Avant la clôture de ce mécanisme, Facebook devra cependant faire face à une nouvelle plainte ou plutôt un recours collectif déposé par plusieurs avocats pour un utilisateur de Facebook nommé Anthony Ditirro et résidant dans l'état du Colorado. Ce dernier explique qu'au mois de novembre, Facebook aurait faussement indiqué qu'il aurait « aimé » la page officielle du quotidien USA Today, une activité qui se serait par la suite traduit en publicité et présentée à l'un de ses amis.

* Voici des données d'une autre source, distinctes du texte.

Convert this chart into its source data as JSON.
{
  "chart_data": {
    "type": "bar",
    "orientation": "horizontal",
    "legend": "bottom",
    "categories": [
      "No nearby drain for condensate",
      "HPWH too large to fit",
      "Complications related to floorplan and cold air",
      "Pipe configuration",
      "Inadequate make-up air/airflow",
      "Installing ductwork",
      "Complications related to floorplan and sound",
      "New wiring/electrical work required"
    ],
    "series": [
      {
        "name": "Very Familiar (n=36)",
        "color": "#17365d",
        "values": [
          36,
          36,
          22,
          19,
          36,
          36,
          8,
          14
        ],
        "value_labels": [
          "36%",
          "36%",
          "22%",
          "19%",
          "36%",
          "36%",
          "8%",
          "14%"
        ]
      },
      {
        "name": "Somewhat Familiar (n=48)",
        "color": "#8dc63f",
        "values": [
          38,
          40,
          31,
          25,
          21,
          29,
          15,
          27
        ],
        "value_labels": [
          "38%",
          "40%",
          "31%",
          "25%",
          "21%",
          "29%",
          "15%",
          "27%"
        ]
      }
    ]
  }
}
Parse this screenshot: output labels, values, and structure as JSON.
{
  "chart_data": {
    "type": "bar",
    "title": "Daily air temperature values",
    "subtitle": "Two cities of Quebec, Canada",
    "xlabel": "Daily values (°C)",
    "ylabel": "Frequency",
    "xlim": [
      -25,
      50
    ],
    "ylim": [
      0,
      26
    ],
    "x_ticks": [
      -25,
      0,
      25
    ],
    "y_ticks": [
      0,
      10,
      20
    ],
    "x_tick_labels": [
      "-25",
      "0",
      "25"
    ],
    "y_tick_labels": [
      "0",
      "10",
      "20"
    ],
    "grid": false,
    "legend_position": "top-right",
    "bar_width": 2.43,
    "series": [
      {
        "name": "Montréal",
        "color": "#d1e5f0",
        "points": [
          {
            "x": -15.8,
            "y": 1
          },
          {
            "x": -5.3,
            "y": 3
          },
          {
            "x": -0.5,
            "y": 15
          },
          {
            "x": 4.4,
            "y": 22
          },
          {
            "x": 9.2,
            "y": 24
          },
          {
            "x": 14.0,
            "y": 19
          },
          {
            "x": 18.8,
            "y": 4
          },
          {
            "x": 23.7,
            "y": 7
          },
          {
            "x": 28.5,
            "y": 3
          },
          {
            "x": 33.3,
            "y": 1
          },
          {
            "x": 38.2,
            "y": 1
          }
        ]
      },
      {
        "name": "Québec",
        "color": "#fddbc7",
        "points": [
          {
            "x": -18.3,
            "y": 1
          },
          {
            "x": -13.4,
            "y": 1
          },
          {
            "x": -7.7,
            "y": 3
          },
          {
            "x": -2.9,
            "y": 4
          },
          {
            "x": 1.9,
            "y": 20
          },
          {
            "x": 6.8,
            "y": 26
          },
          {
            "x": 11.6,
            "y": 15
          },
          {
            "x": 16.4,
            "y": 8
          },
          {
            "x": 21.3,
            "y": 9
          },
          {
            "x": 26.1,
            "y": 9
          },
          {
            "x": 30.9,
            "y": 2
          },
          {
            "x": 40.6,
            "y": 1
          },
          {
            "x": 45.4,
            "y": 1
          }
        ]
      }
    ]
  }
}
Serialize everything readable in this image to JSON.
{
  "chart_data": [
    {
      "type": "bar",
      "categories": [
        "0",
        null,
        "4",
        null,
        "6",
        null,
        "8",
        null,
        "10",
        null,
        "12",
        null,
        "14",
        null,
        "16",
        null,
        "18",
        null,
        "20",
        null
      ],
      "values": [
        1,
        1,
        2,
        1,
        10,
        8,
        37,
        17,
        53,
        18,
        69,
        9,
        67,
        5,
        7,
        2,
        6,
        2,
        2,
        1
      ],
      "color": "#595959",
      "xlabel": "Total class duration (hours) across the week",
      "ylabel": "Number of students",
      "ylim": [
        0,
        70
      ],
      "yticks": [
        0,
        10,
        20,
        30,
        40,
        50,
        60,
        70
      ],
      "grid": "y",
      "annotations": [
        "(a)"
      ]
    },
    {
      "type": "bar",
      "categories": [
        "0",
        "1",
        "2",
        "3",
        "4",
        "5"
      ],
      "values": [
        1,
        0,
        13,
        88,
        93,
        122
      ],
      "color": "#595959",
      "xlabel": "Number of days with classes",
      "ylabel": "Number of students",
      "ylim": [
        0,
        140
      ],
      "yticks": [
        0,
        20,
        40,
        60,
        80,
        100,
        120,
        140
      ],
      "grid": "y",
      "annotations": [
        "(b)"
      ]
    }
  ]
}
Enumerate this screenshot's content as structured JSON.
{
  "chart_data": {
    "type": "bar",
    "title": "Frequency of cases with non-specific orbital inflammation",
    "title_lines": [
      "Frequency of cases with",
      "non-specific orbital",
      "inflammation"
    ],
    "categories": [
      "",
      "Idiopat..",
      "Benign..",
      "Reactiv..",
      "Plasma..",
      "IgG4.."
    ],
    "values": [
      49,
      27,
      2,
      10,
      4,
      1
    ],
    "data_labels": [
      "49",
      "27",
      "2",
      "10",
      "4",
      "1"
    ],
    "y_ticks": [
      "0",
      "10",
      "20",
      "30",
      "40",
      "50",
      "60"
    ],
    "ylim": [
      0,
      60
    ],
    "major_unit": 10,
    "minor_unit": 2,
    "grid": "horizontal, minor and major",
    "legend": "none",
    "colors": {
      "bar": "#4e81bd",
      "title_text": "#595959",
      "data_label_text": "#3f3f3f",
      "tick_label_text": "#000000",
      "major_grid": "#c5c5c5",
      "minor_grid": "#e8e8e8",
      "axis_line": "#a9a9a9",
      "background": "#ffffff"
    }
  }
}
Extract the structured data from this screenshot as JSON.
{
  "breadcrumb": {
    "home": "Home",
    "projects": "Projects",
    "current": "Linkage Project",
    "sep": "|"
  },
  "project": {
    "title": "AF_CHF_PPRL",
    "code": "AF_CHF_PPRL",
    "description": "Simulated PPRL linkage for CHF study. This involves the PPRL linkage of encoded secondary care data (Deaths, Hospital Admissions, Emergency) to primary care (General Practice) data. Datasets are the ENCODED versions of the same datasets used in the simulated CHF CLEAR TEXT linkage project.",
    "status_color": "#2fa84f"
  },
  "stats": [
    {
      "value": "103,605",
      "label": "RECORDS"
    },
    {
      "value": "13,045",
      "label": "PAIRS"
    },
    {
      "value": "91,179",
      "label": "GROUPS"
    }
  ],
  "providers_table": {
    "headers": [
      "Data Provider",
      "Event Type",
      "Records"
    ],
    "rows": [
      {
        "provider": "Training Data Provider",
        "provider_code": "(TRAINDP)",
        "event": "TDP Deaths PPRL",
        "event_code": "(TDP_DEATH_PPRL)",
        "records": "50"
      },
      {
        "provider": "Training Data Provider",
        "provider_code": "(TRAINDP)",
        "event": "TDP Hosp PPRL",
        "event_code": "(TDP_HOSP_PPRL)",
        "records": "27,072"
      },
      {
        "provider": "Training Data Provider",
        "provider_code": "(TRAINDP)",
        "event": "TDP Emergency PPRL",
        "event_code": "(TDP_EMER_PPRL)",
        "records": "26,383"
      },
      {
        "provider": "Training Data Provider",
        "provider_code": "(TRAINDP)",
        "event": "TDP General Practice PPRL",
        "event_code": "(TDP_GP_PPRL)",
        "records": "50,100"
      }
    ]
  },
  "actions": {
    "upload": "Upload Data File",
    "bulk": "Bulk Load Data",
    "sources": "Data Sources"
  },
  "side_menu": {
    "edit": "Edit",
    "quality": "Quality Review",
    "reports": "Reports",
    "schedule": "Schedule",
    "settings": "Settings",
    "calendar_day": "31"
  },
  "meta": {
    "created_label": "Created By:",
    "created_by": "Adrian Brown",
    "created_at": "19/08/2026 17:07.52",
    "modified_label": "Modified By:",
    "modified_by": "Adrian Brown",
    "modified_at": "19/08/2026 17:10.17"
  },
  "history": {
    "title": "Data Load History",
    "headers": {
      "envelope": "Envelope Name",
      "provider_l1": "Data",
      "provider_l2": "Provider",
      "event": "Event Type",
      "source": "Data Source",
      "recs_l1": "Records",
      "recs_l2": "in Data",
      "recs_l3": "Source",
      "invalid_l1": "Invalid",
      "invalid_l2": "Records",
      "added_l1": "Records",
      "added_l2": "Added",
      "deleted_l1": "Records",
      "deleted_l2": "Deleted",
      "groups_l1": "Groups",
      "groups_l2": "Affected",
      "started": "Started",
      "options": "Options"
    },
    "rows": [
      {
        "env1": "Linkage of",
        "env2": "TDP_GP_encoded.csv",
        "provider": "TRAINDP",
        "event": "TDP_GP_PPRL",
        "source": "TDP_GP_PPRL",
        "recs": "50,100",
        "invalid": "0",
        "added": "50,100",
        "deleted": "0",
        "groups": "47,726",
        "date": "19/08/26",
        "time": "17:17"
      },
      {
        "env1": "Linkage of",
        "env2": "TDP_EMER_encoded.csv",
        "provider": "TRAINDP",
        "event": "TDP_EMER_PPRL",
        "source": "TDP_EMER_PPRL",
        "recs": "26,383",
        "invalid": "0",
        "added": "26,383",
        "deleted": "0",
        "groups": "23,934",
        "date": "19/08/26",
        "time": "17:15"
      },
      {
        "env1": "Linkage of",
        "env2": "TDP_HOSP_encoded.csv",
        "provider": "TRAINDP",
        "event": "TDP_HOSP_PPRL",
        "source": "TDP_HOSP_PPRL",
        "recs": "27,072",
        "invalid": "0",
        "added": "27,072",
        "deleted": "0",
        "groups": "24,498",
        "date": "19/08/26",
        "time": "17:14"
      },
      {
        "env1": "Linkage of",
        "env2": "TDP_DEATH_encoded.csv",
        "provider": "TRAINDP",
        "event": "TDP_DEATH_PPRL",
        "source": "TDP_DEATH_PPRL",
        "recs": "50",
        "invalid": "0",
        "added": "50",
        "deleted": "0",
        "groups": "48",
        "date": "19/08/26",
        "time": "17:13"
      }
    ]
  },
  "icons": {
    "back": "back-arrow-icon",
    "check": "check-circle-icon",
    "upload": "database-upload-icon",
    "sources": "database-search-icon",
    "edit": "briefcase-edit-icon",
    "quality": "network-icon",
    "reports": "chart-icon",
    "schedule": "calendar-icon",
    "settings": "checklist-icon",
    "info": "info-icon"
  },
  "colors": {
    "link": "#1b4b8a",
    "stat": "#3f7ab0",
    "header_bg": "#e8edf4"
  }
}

« Bien que le plaignant n'a rien contre le journal USA Today, il n'est toutefois pas un lecteur du quotidien et ne l'a pas promu », est-il ainsi expliqué dans cette plainte rapportée par nos confrères américains de Cnet US. Le document précise que M.Ditirro n'a aucunement visité la page de Facebook en question et ne s'est pas rendu sur le site officiel de USA Today.

Le plaignant explique que Facebook a violé plusieurs lois en vigueur en Californie et estime que chaque membre de ce recours collectif devrait recevoir 750 dollars de dommages et intérêts. De son côté le géant communautaire affirme que cette plainte est invalide.

En début de mois, Facebook avait été accusé de scanner les messages privés des internautes afin de leur retourner de la publicité davantage ciblée.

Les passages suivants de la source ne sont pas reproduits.